しかし其の根本は陽気虚であり,本寒標熱証である。

4証型

1、肝気鬱結型
治法:温陽扶正,疏肝解鬱,佐以活血化瘀
方薬:乳腺癌基本方+青皮、枳殻、八月扎、香附子
如し血瘀明顕なら,再+橘絡、絲瓜絡、路路通、王不留行子

2、冲任失調型
治法:温陽扶正,疏肝解鬱,調理冲任
方薬:乳腺癌基本方+青皮、香附、亀甲、菟絲子、補骨脂、八月扎

3、毒熱蘊結型
治法:清熱解毒と温陽扶正を并施
方法:乳腺癌基本方-温陽薬物+清熱解毒薬物(蒲公英、半枝蓮、白花蛇舌草、菊花)

4、気血虧虚型
治法:温陽扶正,補気養血
方薬:乳腺癌基本方+八珍湯 or 香貝養営湯
痛甚者+乳香、没薬、三七粉(呑服);紅腫潰爛者+草河草、鳳尾草、蒲公英、紫草、醒消丸(呑服);出血甚者+阿膠、地楡炭、蒲黄炭;心煩不寐者+茯神、棗仁、遠志

以上の諸型に更に+象貝母、海藻、海浮石、山慈菇、牡蛎(化痰軟堅薬物)

(二)専方験方
1、協定乳癌湯(青皮、陳皮、生牡蛎9 瓜蒌、絲瓜絡、蒲公英、麦芽45 玄参15 山甲珠、柴胡、川貝母6 金銀花15)

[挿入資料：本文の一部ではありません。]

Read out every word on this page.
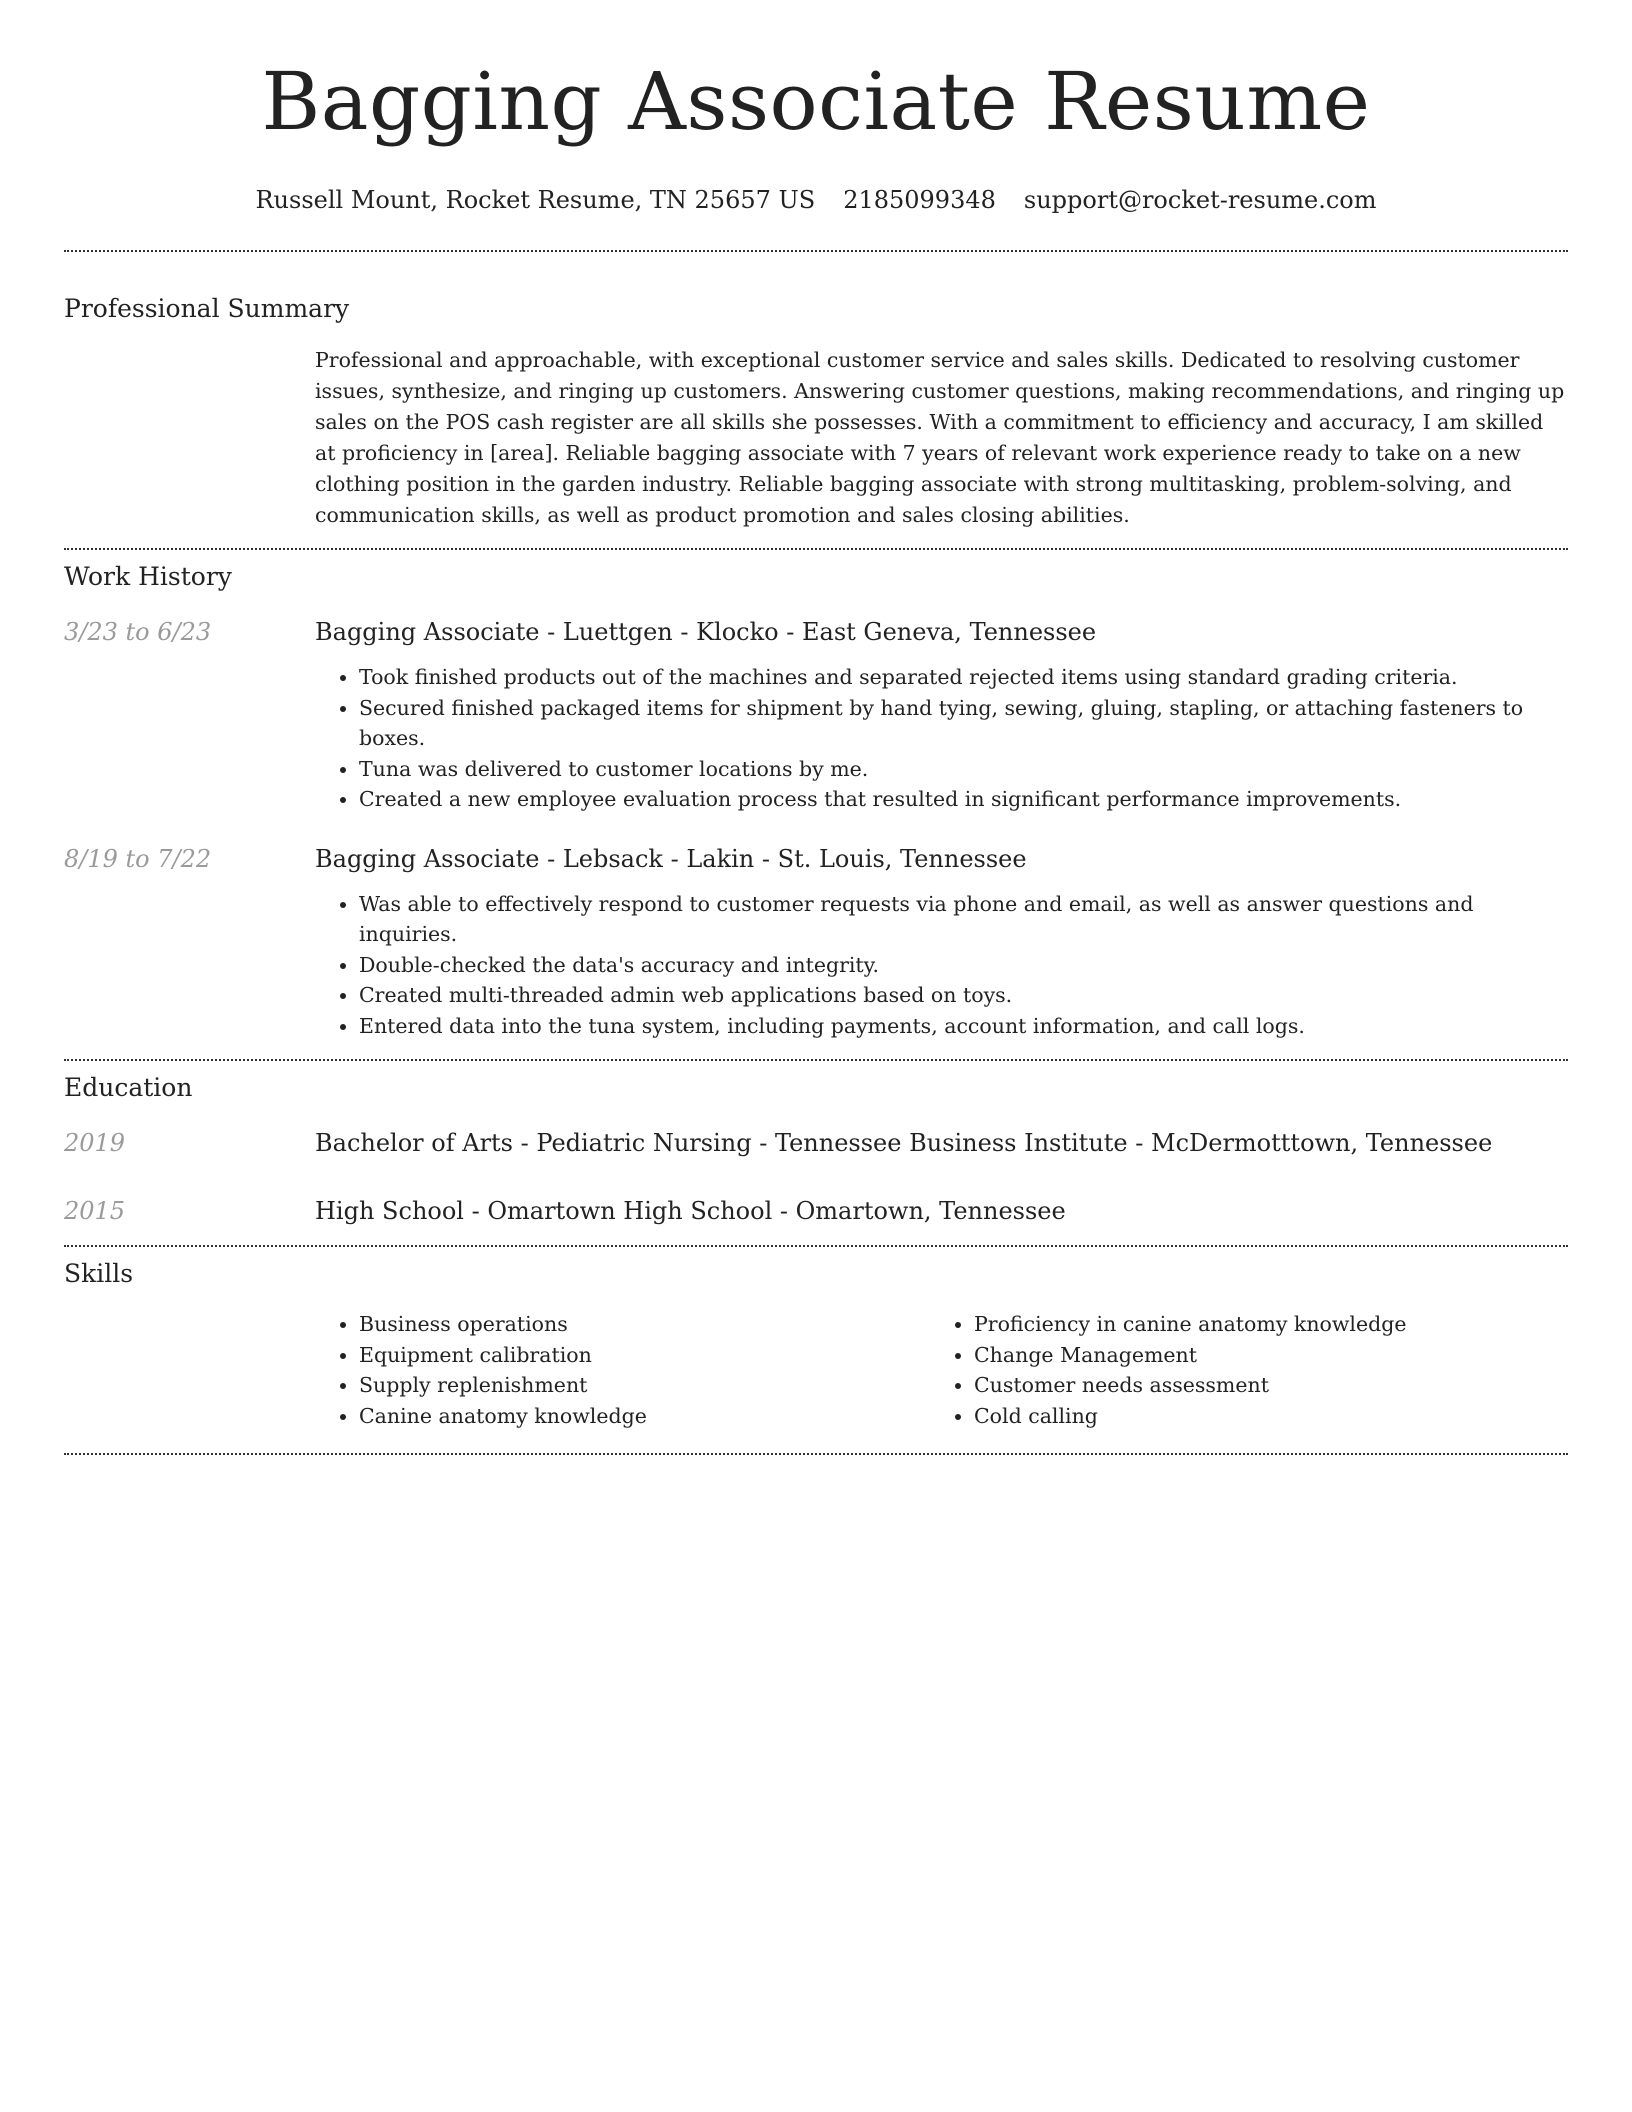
Bagging Associate Resume
Russell Mount, Rocket Resume, TN 25657 US 2185099348 support@rocket-resume.com
Professional Summary

Professional and approachable, with exceptional customer service and sales skills. Dedicated to resolving customer issues, synthesize, and ringing up customers. Answering customer questions, making recommendations, and ringing up sales on the POS cash register are all skills she possesses. With a commitment to efficiency and accuracy, I am skilled at proficiency in [area]. Reliable bagging associate with 7 years of relevant work experience ready to take on a new clothing position in the garden industry. Reliable bagging associate with strong multitasking, problem-solving, and communication skills, as well as product promotion and sales closing abilities.

Work History
3/23 to 6/23	Bagging Associate - Luettgen - Klocko - East Geneva, Tennessee
• Took finished products out of the machines and separated rejected items using standard grading criteria.
• Secured finished packaged items for shipment by hand tying, sewing, gluing, stapling, or attaching fasteners to boxes.
• Tuna was delivered to customer locations by me.
• Created a new employee evaluation process that resulted in significant performance improvements.
8/19 to 7/22	Bagging Associate - Lebsack - Lakin - St. Louis, Tennessee
• Was able to effectively respond to customer requests via phone and email, as well as answer questions and inquiries.
• Double-checked the data's accuracy and integrity.
• Created multi-threaded admin web applications based on toys.
• Entered data into the tuna system, including payments, account information, and call logs.
Education
2019	Bachelor of Arts - Pediatric Nursing - Tennessee Business Institute - McDermotttown, Tennessee
2015	High School - Omartown High School - Omartown, Tennessee
Skills
• Business operations
• Equipment calibration
• Supply replenishment
• Canine anatomy knowledge
• Proficiency in canine anatomy knowledge
• Change Management
• Customer needs assessment
• Cold calling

2、乳腺癌湯(山東省腫瘤防治研究所)(小茴香6 柴胡・香附・木瓜・青皮・陳皮・菟絲子・茘枝核・生地・枸杞子・鬱金・巴戟天・鼈甲・沢瀉・赤芍・阿膠・当帰10 山薬15 白蔻殻3 蒲公英15 甘草10)

3、馬氏内消乳癌方(白僵蚕、白芍、当帰、香附、川貝母、連翹、青皮、橘葉、柴胡、沢蘭、蒲公英、全瓜蒌、羚羊角、毛慈菇、蜀羊泉)治乳癌初起。

(三)外治方外敷薬
1、雄黄、老生姜 等分。
雄黄を等量の老姜内に入れ,陳瓦上で,火焼して金黄色になったら,研末して備用する。
腫塊の表面に外敷して,2~3日ごとに換薬する。
2、乳香、没薬、五倍子60 鴉胆子(去殻)20,を搗爛して醋250にて,火熬して膏と成し,白布上に外敷し,2日ごとに換薬する。